Reputation: 23
There's a project use Jackson, and have a Java object Data. In the object, there's a property, and it's also a object Raw. In this object,there's a property List<Object[]>
e.g:
public class Data{
Raw raw;
}
public class Raw{
List<Object[]> list;
}
If the Object[]
have a data type: long
, and I give a value: 123, then the Jackson will convert this data type to int
,
i.e: If the value's length < long && > int
, the data type is also long
, if length < int
, the data type will become int
.
I use the method:
byte[] bytes = writeValueAsBytes(Data), Data data = readValue(bytes, Data.class)
How could I keep the original data type when it is converted?
Upvotes: 1
Views: 1552
Reputation: 116522
You may want to use type of Number
instead, so you can easily get values as whatever type you want.
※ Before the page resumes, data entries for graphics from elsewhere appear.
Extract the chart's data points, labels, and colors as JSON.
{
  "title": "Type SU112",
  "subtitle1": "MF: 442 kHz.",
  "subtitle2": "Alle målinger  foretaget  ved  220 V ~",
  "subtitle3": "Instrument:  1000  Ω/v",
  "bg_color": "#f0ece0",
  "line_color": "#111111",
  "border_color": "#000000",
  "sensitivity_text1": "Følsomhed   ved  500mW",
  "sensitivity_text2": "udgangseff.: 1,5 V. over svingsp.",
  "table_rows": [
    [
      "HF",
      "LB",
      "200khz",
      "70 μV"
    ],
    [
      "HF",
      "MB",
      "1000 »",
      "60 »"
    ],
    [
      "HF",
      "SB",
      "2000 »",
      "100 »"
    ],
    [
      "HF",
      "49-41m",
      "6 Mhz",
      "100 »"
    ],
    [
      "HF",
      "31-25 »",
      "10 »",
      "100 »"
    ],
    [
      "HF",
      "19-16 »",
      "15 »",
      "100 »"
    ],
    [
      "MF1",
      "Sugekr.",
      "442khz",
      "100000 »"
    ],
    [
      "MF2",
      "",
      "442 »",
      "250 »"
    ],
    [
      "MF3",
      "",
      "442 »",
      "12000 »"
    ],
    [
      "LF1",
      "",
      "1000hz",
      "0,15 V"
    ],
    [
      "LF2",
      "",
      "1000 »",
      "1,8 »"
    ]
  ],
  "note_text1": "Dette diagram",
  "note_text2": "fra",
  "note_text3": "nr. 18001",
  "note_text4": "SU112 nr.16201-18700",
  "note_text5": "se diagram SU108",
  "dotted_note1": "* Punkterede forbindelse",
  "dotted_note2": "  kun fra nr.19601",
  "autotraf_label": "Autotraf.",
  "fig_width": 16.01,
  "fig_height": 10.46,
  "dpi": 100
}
As others point out, JSON only has "integer number" type, and there is nothing in content to point out expected Java type. This means that your Class must indicate expected type; and if all you suggest is Object
, it is free to choose the most efficient representation.
Upvotes: 0
Reputation: 49085
Jackson does what I think you want:
@Test
public void testJackson() throws Exception {
List<Number> numbers = new ArrayList<Number>();
numbers.add(100L);
numbers.add(new Long(Integer.MAX_VALUE) + 1000L);
numbers.add(10.0);
ObjectMapper om = new ObjectMapper();
System.out.println(om.writeValueAsString(numbers));
List<Number> newNumbers = om.readValue(om.writeValueAsString(numbers), ArrayList.class);
System.out.println(newNumbers);
assertEquals(Integer.class, newNumbers.get(0).getClass());
assertEquals(newNumbers.get(1).getClass(), Long.class);
assertTrue(! numbers.equals(newNumbers) );
}
However numbers
will not equal newNumbers
because 100L
should be an integer.
The maximum number that JSON can handle is a 64 bit double precision.
If your doing data serialization like for binary images then I would encode the data in Base64.